Встреча членов кабинета министров и ученых по проблеме землетрясения состоялась только через неделю. Происходила она келейно, втайне от представителей прессы в клубе, помещавшемся в новом здании на улице Хирагава. Присутствующие услышали мало нового. Начальник Центра защиты от стихийных бедствий заявил, что если антисейсмическая реконструкция зданий в Токио и дальше будет продолжаться так же успешно, как и сейчас, то убытки окажутся почти не ощутимыми, даже если в ближайшие два-три года произойдет землетрясение таких масштабов, как в 1923 году. Зато в районах Киото, Тиба и Омори, где наблюдается оседание почвы, цунами может нанести весьма ощутимый ущерб, поэтому здесь необходимо принять определенные защитные меры.

Чиновник из Управления метеорологии настойчиво требовал расширить сеть сейсмических станций, приравняв их количество к числу метеостанций. Он говорил также об автоматической централизованной обработке данных, связанных с активизацией вулканической деятельности гряды Фудзи и других сопряженных с нею гряд, а также о необходимости защитных мер в местах отдыха и туризма, находящихся в районах сейсмических зон.

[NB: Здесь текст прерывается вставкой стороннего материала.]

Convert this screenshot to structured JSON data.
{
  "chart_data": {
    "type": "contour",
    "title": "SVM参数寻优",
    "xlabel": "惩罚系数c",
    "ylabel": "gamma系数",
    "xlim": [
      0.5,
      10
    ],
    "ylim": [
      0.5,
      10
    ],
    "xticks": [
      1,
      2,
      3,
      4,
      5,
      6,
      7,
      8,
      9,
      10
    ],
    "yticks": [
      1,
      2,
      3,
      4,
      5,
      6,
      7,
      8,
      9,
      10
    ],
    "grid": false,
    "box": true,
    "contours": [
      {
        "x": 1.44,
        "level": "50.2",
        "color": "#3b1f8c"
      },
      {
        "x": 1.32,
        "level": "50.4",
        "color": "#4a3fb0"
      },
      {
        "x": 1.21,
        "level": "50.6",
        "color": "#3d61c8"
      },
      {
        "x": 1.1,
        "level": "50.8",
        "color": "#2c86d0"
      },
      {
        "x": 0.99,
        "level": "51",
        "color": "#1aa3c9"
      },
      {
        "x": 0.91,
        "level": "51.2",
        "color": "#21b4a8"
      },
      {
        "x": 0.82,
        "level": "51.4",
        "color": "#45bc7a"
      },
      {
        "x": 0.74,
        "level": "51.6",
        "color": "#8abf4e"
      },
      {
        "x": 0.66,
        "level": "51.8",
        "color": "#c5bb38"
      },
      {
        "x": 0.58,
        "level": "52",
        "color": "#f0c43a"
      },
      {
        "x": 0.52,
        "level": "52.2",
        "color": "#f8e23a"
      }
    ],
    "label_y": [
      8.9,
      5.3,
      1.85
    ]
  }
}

Профессор Ямасиро из Т-ского университета и профессор Оидзуми из К-ского университета кратко доложили об участившихся землетрясениях во внешнем сейсмическом поясе Японии.

Число землетрясений средней силы значительно увеличилось, но, поскольку они способствуют выбросу энергии, накапливаемой в недрах Земли, признаков возникновения сильного землетрясения пока не наблюдается. Если принять во внимание еще и активизацию вулканической деятельности, то можно допустить вероятность каких-то структурных изменений под Японским архипелагом, однако ничего определенного по этому поводу пока сказать нельзя. Прогнозы остаются неясными. Чтобы сказать, будут ли развиваться эти изменения или, наоборот, сойдут на нет, требуются более долгосрочные наблюдения…

– В общих чертах, что вы имеете в виду, говоря о структурных изменениях? – спросил министр строительства. – В ближайшем будущем произойдет сильное землетрясение?..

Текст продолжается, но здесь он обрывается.